Using pop culture to promote alcohol consumption, especially targeting young audiences is not a new strategy for Big Alcohol. But the alcohol industry is finding new ways and increasingly relentless methods of inundating people’s lives and most private spheres with alcohol promotions.

Pop culture is described as a set of practices, beliefs, and objects that are dominant or prevalent in a society at a given point in time. Pop culture also encompasses the activities and feelings produced as a result of interaction with these dominant objects. Mass appeal is what drives pop culture.

Today’s pop culture is heavily influenced by mass media. Entertainment, including film, music, television, and video games; sports; news, including people/places in the news; politics; fashion; technology; and slang are some common categories of pop culture. Products can permeate into people’s – especially young people’s – everyday lives by attaching to various pop culture categories. This way companies can influence people’s choices, including fashion sense, music taste, and food and beverage choices to push them into buying and consuming the marketed products. Ultimately, driving higher consumption of these products increases profits for the companies.

Using pop culture to promote alcohol consumption, especially targeting young audiences is not a new strategy for Big Alcohol. But the alcohol industry is finding new ways and increasingly relentless methods of inundating people’s lives and most private spheres with alcohol promotions.

There are at least three ways Big Alcohol is known to deploy pop culture to drive consumption and profit:

  1. Product placements on popular films, TV shows, etc.,
  2. Sponsorship, such as through music or sports sponsorships, and
  3. Through influencer marketing.

A new study published in the Journal of Public Health reveals that reality TV shows bombard viewers, including children and young people, with alcohol content.

Similar examples of Big Alcohol using product placements on popular films and TV series have been reported. Recently, in the UK Heineken partnered with two popular TV shows to display their 0.0 product on screen. While Heineken says they want to normalize alcohol-free beer, a recent report reveals that Big Alcohol exploits no-alcohol products to market their brands and usual alcohol products more than to promote alcohol-free products. The product placement tactic is used even more by Big Alcohol in video-on-demand services such as Netflix and Amazon Prime. These services reach audiences across borders to push alcohol norms globally.
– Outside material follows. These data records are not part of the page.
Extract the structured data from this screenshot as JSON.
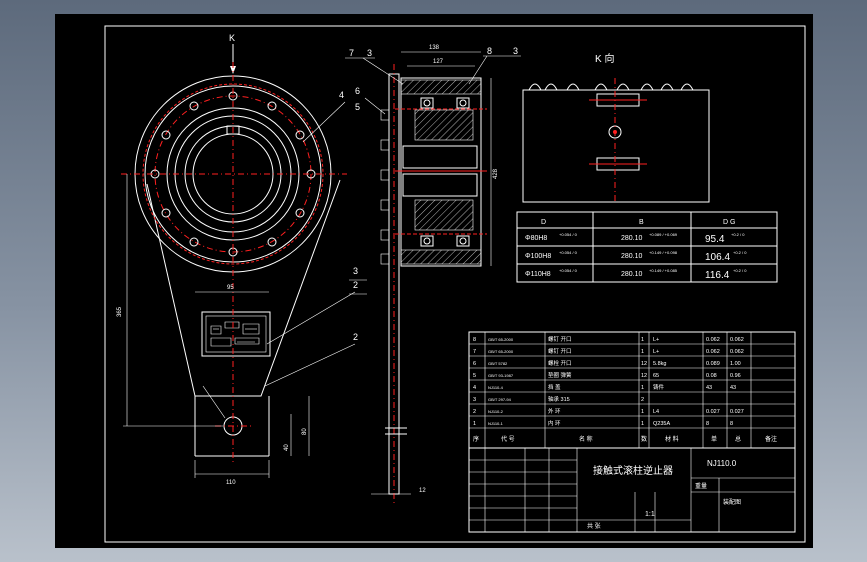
{
  "colors": {
    "background": "#5d6a7c",
    "sheet": "#000000",
    "line": "#ffffff",
    "centerline": "#ff2020"
  },
  "front_view": {
    "label_k": "K",
    "dim_110": "110",
    "dim_95": "95",
    "dim_365": "365",
    "dim_40": "40",
    "dim_80": "80"
  },
  "side_view": {
    "dim_138": "138",
    "dim_127": "127",
    "dim_428": "428",
    "dim_12": "12",
    "callouts": {
      "c7": "7",
      "c3a": "3",
      "c8": "8",
      "c3b": "3",
      "c6": "6",
      "c5": "5",
      "c4": "4",
      "c3c": "3",
      "c2a": "2",
      "c2b": "2"
    }
  },
  "k_view": {
    "title": "K 向"
  },
  "size_table": {
    "header": [
      "D",
      "B",
      "D G"
    ],
    "rows": [
      {
        "d": "Φ80H8",
        "d_tol": "+0.054 / 0",
        "b": "280.10",
        "b_tol": "+0.089 / +0.069",
        "g": "95.4",
        "g_tol": "+0.2 / 0"
      },
      {
        "d": "Φ100H8",
        "d_tol": "+0.054 / 0",
        "b": "280.10",
        "b_tol": "+0.149 / +0.098",
        "g": "106.4",
        "g_tol": "+0.2 / 0"
      },
      {
        "d": "Φ110H8",
        "d_tol": "+0.054 / 0",
        "b": "280.10",
        "b_tol": "+0.149 / +0.085",
        "g": "116.4",
        "g_tol": "+0.2 / 0"
      }
    ]
  },
  "parts_list": [
    {
      "no": "8",
      "code": "GB/T 65-2000",
      "name": "螺钉 开口",
      "qty": "1",
      "mat": "L+",
      "m1": "0.062",
      "m2": "0.062"
    },
    {
      "no": "7",
      "code": "GB/T 65-2000",
      "name": "螺钉 开口",
      "qty": "1",
      "mat": "L+",
      "m1": "0.062",
      "m2": "0.062"
    },
    {
      "no": "6",
      "code": "GB/T 5782",
      "name": "螺栓 开口",
      "qty": "12",
      "mat": "5.8kg",
      "m1": "0.089",
      "m2": "1.00"
    },
    {
      "no": "5",
      "code": "GB/T 93-1987",
      "name": "垫圈 弹簧",
      "qty": "12",
      "mat": "65",
      "m1": "0.08",
      "m2": "0.96"
    },
    {
      "no": "4",
      "code": "NJ110-4",
      "name": "挡 盖",
      "qty": "1",
      "mat": "铸件",
      "m1": "43",
      "m2": "43"
    },
    {
      "no": "3",
      "code": "GB/T 297-94",
      "name": "轴承 315",
      "qty": "2",
      "mat": "",
      "m1": "",
      "m2": ""
    },
    {
      "no": "2",
      "code": "NJ110-2",
      "name": "外 环",
      "qty": "1",
      "mat": "L4",
      "m1": "0.027",
      "m2": "0.027"
    },
    {
      "no": "1",
      "code": "NJ110-1",
      "name": "内 环",
      "qty": "1",
      "mat": "Q235A",
      "m1": "8",
      "m2": "8"
    }
  ],
  "parts_header": {
    "no": "序",
    "code": "代 号",
    "name": "名 称",
    "qty": "数",
    "mat": "材 料",
    "m1": "单",
    "m2": "总",
    "note": "备注"
  },
  "title_block": {
    "title": "接触式滚柱逆止器",
    "drawing_no": "NJ110.0",
    "scale": "1:1",
    "sheet_label": "共 张",
    "weight": "重量",
    "material_code": "装配图"
  }
}
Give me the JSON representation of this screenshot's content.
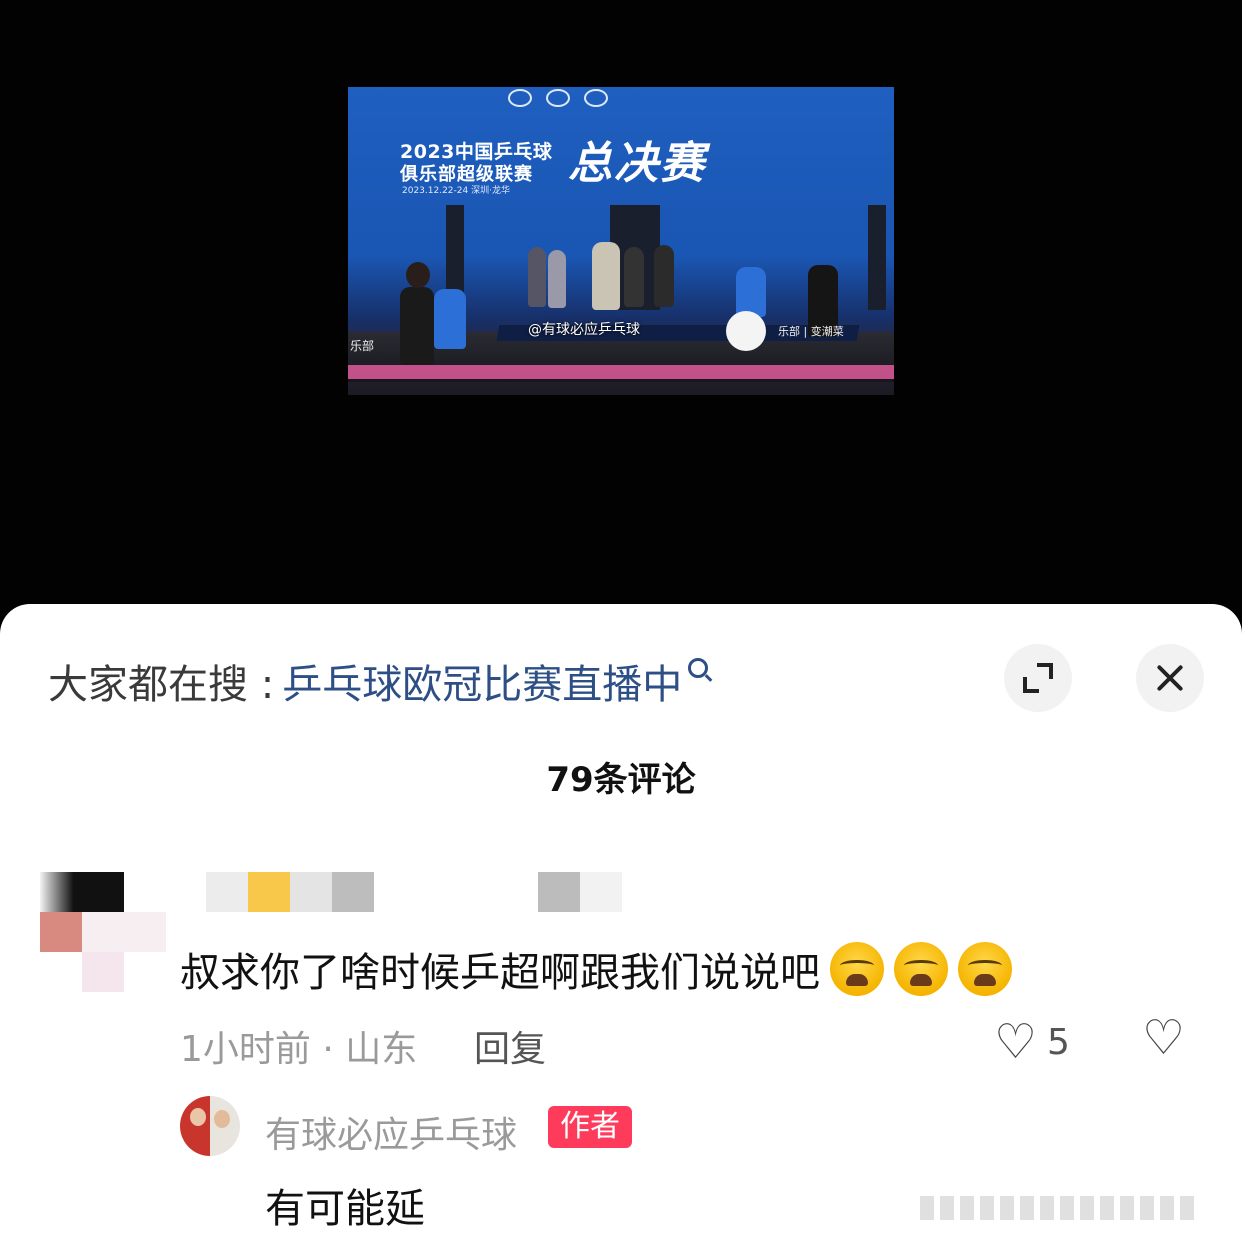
{
  "video": {
    "banner_line1": "2023中国乒乓球",
    "banner_line2": "俱乐部超级联赛",
    "banner_date": "2023.12.22-24 深圳·龙华",
    "banner_big": "总决赛",
    "watermark": "@有球必应乒乓球",
    "side_left": "乐部",
    "side_right": "乐部 | 变潮菜"
  },
  "search": {
    "prefix": "大家都在搜 :",
    "query": "乒乓球欧冠比赛直播中"
  },
  "comments_header": "79条评论",
  "comment": {
    "text": "叔求你了啥时候乒超啊跟我们说说吧",
    "emojis": [
      "crying-face",
      "crying-face",
      "crying-face"
    ],
    "meta": "1小时前 · 山东",
    "reply_label": "回复",
    "like_count": "5"
  },
  "reply": {
    "author": "有球必应乒乓球",
    "badge": "作者",
    "text": "有可能延"
  },
  "colors": {
    "link": "#2d4f86",
    "badge": "#ff3b5c",
    "muted": "#9a9a9a"
  }
}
Meanwhile, in South Korea, Big Alcohol has been using pop culture to promote alcohol for a long time. The most recent marketing ploy of Big Alcohol is the Chivas Regal marketing campaign featuring Kpop star Lisa from the girl group Blackpink.
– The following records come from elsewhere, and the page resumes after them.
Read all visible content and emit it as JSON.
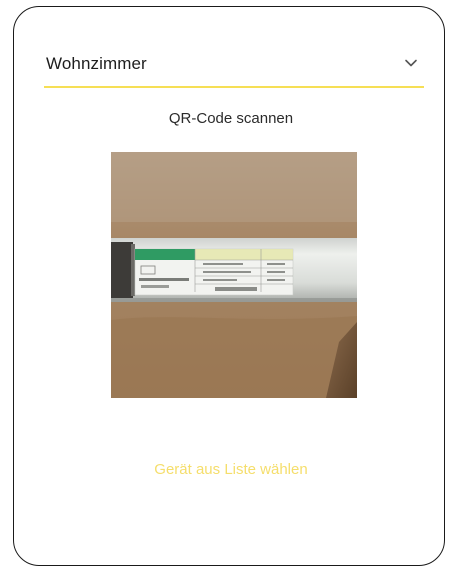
{
  "room_select": {
    "selected": "Wohnzimmer",
    "icon": "chevron-down-icon"
  },
  "scanner": {
    "title": "QR-Code scannen"
  },
  "actions": {
    "choose_from_list": "Gerät aus Liste wählen"
  },
  "colors": {
    "accent": "#f6df55",
    "link": "#f5de6c",
    "text": "#1e1e1e"
  }
}
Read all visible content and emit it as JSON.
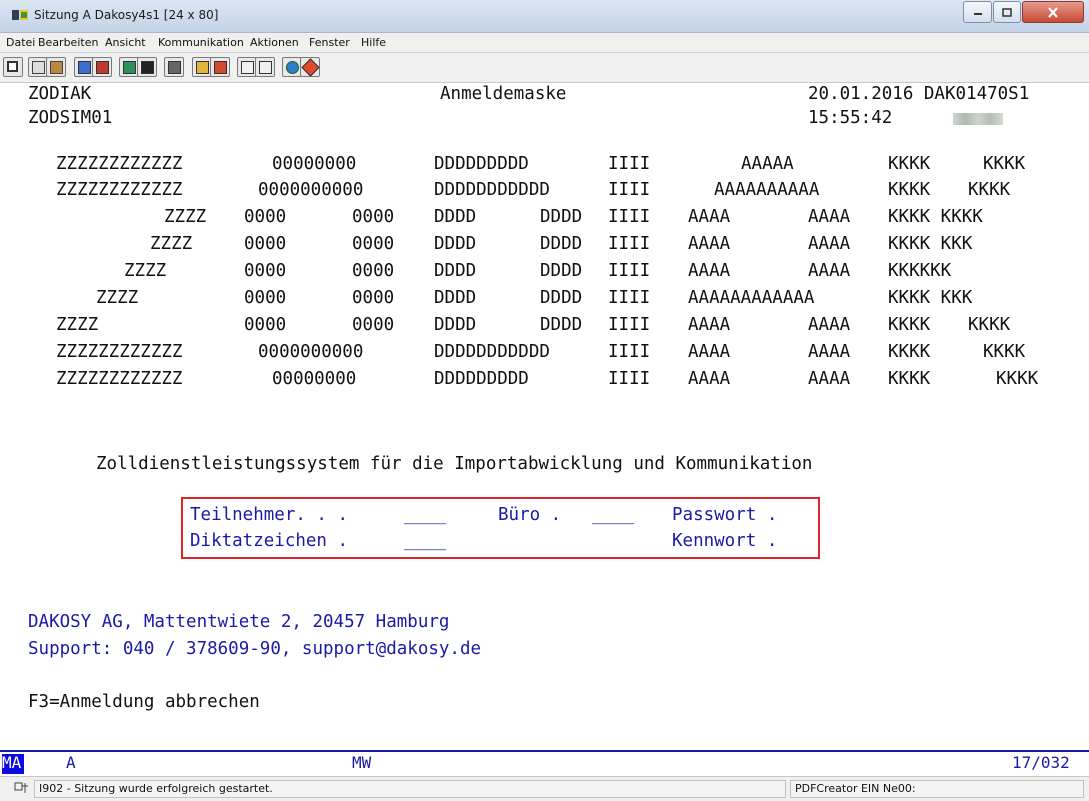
{
  "window": {
    "title": "Sitzung A Dakosy4s1 [24 x 80]",
    "minimize_icon": "minimize-icon",
    "maximize_icon": "maximize-icon",
    "close_icon": "close-icon"
  },
  "menu": {
    "items": [
      "Datei",
      "Bearbeiten",
      "Ansicht",
      "Kommunikation",
      "Aktionen",
      "Fenster",
      "Hilfe"
    ]
  },
  "toolbar": {
    "icons": [
      "display-icon",
      "copy-icon",
      "paste-icon",
      "send-icon",
      "receive-icon",
      "macro-record-icon",
      "macro-play-icon",
      "keyboard-icon",
      "transfer-upload-icon",
      "transfer-download-icon",
      "graph-up-icon",
      "graph-down-icon",
      "globe-icon",
      "help-icon"
    ]
  },
  "screen": {
    "system_name": "ZODIAK",
    "screen_title": "Anmeldemaske",
    "date_id": "20.01.2016 DAK01470S1",
    "program_id": "ZODSIM01",
    "time": "15:55:42",
    "logo_rows": [
      [
        "ZZZZZZZZZZZZ",
        "00000000",
        "DDDDDDDDD",
        "IIII",
        "AAAAA",
        "KKKK",
        "KKKK"
      ],
      [
        "ZZZZZZZZZZZZ",
        "0000000000",
        "DDDDDDDDDDD",
        "IIII",
        "AAAAAAAAAA",
        "KKKK",
        "KKKK"
      ],
      [
        "ZZZZ",
        "0000",
        "0000",
        "DDDD",
        "DDDD",
        "IIII",
        "AAAA",
        "AAAA",
        "KKKK KKKK"
      ],
      [
        "ZZZZ",
        "0000",
        "0000",
        "DDDD",
        "DDDD",
        "IIII",
        "AAAA",
        "AAAA",
        "KKKK KKK"
      ],
      [
        "ZZZZ",
        "0000",
        "0000",
        "DDDD",
        "DDDD",
        "IIII",
        "AAAA",
        "AAAA",
        "KKKKKK"
      ],
      [
        "ZZZZ",
        "0000",
        "0000",
        "DDDD",
        "DDDD",
        "IIII",
        "AAAAAAAAAAAA",
        "KKKK KKK"
      ],
      [
        "ZZZZ",
        "0000",
        "0000",
        "DDDD",
        "DDDD",
        "IIII",
        "AAAA",
        "AAAA",
        "KKKK",
        "KKKK"
      ],
      [
        "ZZZZZZZZZZZZ",
        "0000000000",
        "DDDDDDDDDDD",
        "IIII",
        "AAAA",
        "AAAA",
        "KKKK",
        "KKKK"
      ],
      [
        "ZZZZZZZZZZZZ",
        "00000000",
        "DDDDDDDDD",
        "IIII",
        "AAAA",
        "AAAA",
        "KKKK",
        "KKKK"
      ]
    ],
    "subtitle": "Zolldienstleistungssystem für die Importabwicklung und Kommunikation",
    "login": {
      "teilnehmer_label": "Teilnehmer. . .",
      "teilnehmer_value": "____",
      "buero_label": "Büro .",
      "buero_value": "____",
      "passwort_label": "Passwort .",
      "diktat_label": "Diktatzeichen .",
      "diktat_value": "____",
      "kennwort_label": "Kennwort ."
    },
    "address": "DAKOSY AG, Mattentwiete 2, 20457 Hamburg",
    "support": "Support: 040 / 378609-90, support@dakosy.de",
    "f3": "F3=Anmeldung abbrechen"
  },
  "oia": {
    "ma": "MA",
    "a": "A",
    "mw": "MW",
    "position": "17/032"
  },
  "statusbar": {
    "message": "I902 - Sitzung wurde erfolgreich gestartet.",
    "printer": "PDFCreator EIN Ne00:"
  },
  "colors": {
    "terminal_text": "#111111",
    "field_blue": "#1a1aa8",
    "highlight_red": "#e0242a"
  }
}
Now, South Korean alcohol companies are using the rising popularity of Kpop and Korean pop culture in nearby countries to drive higher sales of alcohol products and gain more profits. For example, Korean liquor soju has increased in popularity in Japan due to Korean films and TV shows extensively depicting the consumption of this product. South Korean alcohol company Hite Jinro which is the world’s largest soju maker is now exploiting this to drive higher sales of soju in Japan.
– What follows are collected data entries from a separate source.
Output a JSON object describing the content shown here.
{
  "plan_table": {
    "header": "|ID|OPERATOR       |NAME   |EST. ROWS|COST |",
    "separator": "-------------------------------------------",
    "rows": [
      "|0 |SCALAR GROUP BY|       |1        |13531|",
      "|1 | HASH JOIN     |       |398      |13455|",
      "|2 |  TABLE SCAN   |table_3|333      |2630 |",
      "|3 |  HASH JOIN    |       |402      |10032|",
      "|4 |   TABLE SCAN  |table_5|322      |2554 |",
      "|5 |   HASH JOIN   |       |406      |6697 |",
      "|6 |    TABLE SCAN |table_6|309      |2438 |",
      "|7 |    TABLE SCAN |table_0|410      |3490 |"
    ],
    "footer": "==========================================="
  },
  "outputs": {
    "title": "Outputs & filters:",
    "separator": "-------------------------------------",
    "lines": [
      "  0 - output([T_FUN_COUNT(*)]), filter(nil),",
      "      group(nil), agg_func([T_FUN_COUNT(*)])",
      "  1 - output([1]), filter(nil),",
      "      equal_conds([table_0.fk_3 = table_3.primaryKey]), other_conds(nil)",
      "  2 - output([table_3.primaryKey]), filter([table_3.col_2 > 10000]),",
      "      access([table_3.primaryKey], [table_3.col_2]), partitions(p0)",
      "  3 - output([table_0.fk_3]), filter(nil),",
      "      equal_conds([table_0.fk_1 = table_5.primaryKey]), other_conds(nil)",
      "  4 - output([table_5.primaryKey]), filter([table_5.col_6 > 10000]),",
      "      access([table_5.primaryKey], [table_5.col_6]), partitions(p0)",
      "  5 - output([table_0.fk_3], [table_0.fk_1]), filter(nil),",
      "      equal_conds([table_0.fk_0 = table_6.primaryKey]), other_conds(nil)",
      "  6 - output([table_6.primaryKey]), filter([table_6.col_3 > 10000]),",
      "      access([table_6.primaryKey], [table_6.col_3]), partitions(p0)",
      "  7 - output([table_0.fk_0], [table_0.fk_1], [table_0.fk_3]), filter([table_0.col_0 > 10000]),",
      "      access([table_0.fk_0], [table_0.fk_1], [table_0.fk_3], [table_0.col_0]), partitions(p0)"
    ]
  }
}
Another category of pop culture heavily exploited by the alcohol industry to promote alcohol norms is sports. Big Alcohol does this through sports sponsorships.

A recent study found that the 2018 FIFA sponsorship agreements completely circumvented UK advertising legislation and broadcasting regulations intended to prevent exposure to alcohol and food high in fat, sugar, and salt (HFSS). Thus, exposing viewers including children to a barrage of alcohol advertising.

In the Euro 2020 organized by the UEFA pro-football players Cristiano Ronaldo and Paul Pogba recently removed product placements of Coca Cola and Heineken in press conferences. Other pro-sports players have from time to time taken similar actions against their image being associated with unhealthy products. These small acts of rebellion against health harmful industries demonstrate that players do not want their sport and image to be used to promote unhealthy products.

Nevertheless, the alcohol industry has a long history of using major sporting events and sports teams to market alcohol and promote the harmful alcohol norm. Movendi International has exposed this Big Alcohol strategy over the years in: Rugby Six Nations World Cup 2020, Rugby World Cup 2019, Superbowl, Euro 2016, U.S. major league soccer, NFL (National Football League), AFL (Australian Football League), and NRL (National Rugby League).

Through alcohol marketing in sports, Big Alcohol pushes their products on everyone, everywhere, including children.

Influencer marketing is one of the latest strategies used by Big Alcohol in deploying pop culture to promote alcohol norms. This is a new advertising tool for the alcohol industry that helps establish more personal connections with a younger target group.

This type of marketing is especially harmful to young people. One study found that alcohol posts in influencer profiles were popular with adolescents who are under the legal age of alcohol consumption. Some of these alcohol ads do not even seem like ads. Prominent social media influencers have been called out for not disclosing alcohol promotional content on their profiles.